If we turn to the situation in Japan, Japan became industrialized relatively later, and its natural conditions worked to mitigate the damage to be caused by acid rain. Even though some environmental scientists were paying attention to this problem much earlier, it was only recently that the general pubulic came to notice it as a serious issue. I, under such circumstances, first became aware of the problem of acid rain not through cases in Japan but through cases in other countries, such as the damage inflicted on forests in Germany or fish in certain lakes in Norway.
In recent years, however, forests have started to die in various parts of Japan. Although definitive causes for this phenomenon have not been discovered, there is a strong suspicion that acidic pollution is a contributing factor. Because of its steep and mountainous topography, it is important for Japan to maintain viable forests to protect itself from natural disasters. Damaged forests could mean possible major disasters for our people.

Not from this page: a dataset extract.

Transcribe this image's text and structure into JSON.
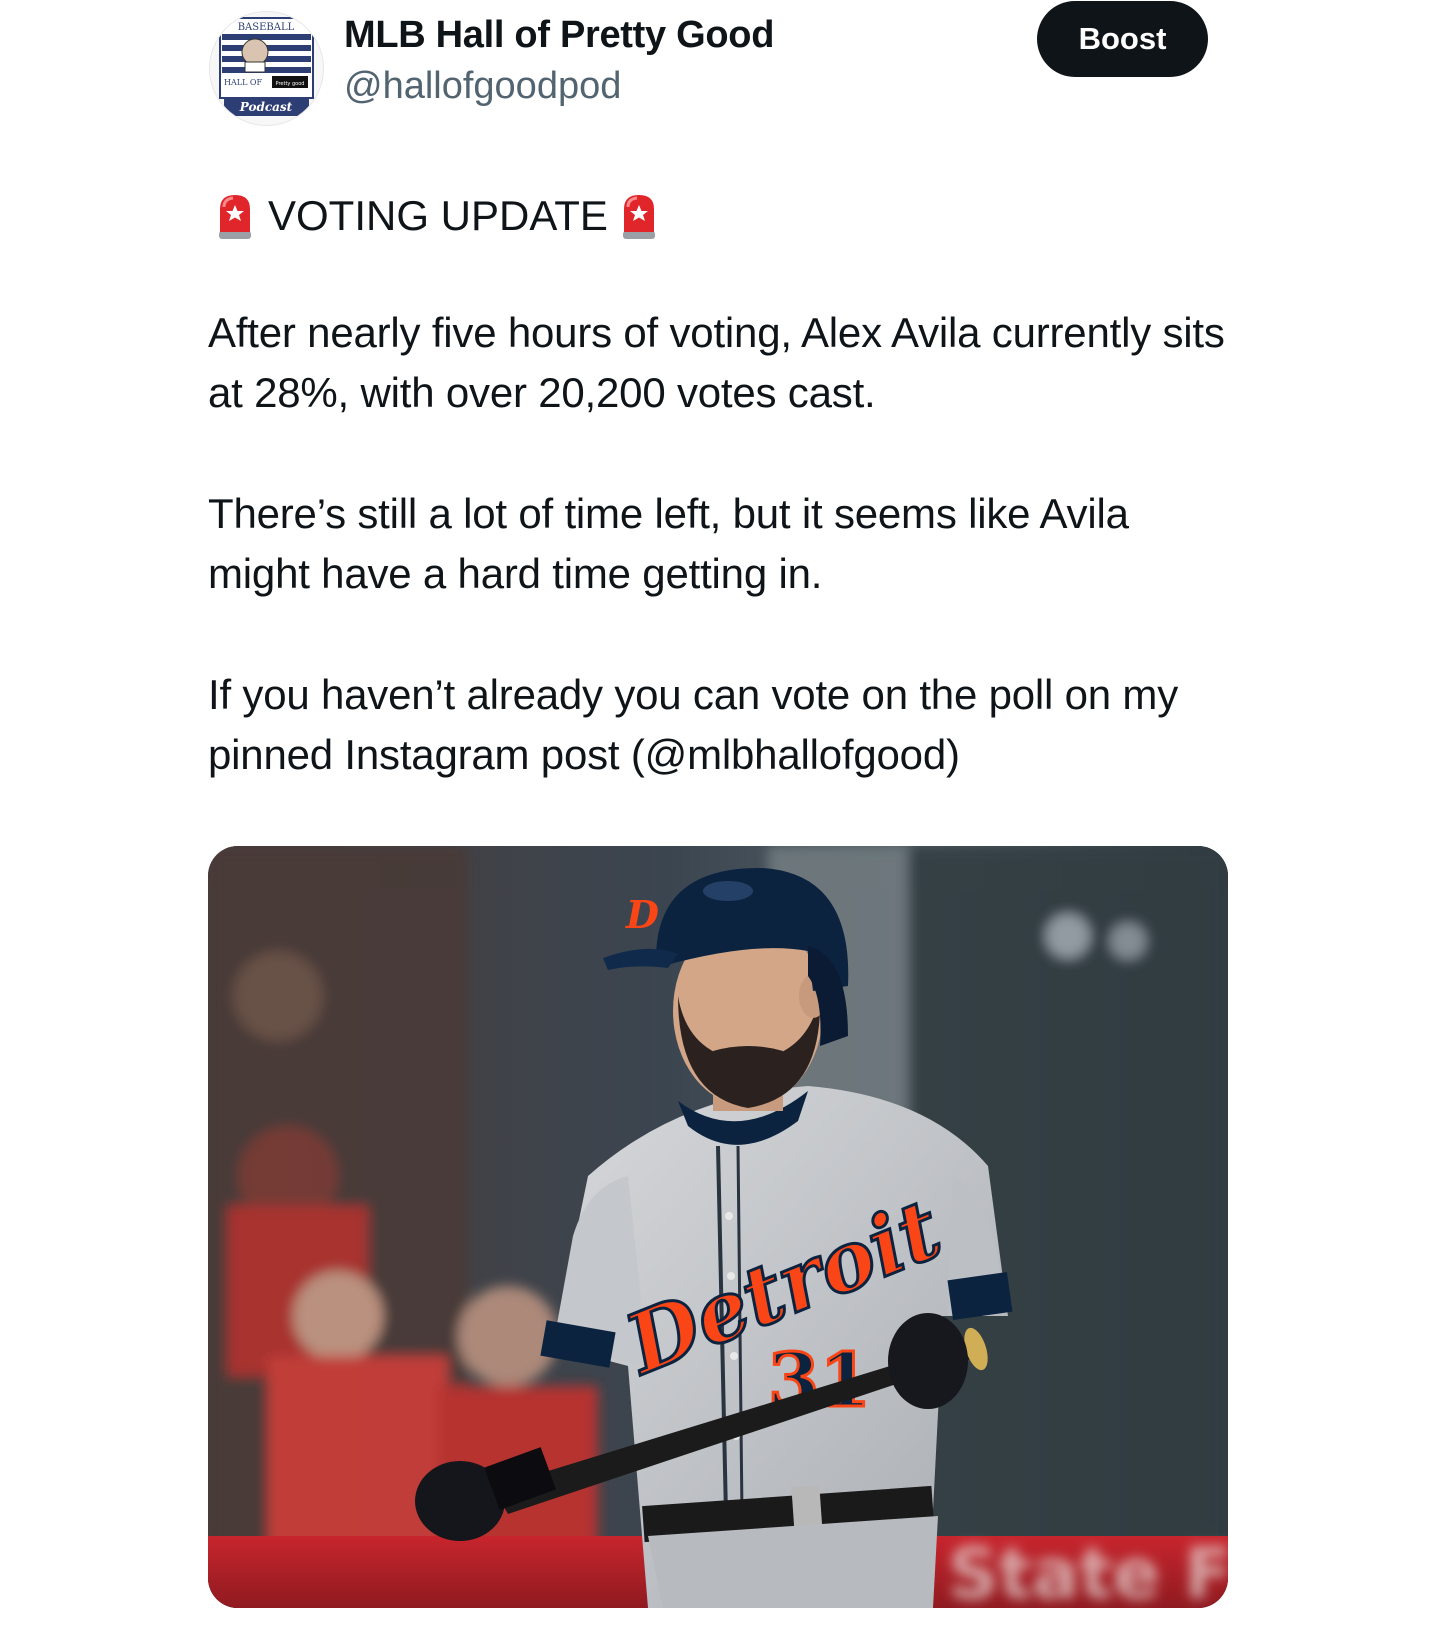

Today, acid rain should be considered as a global problem. It knows no national boundaries, and it is very important that experts from various countries in the world cooperate with each other closely in coping with this issue.
In closing, I hope that the present conference will, through fruitfull deliberations, make great contribution for the protection of the global environment and the future of the humanity. I also hope that it will provide a good opportunity for people to deepen their understanding of the importance and urgency of coping with the acid rain problem.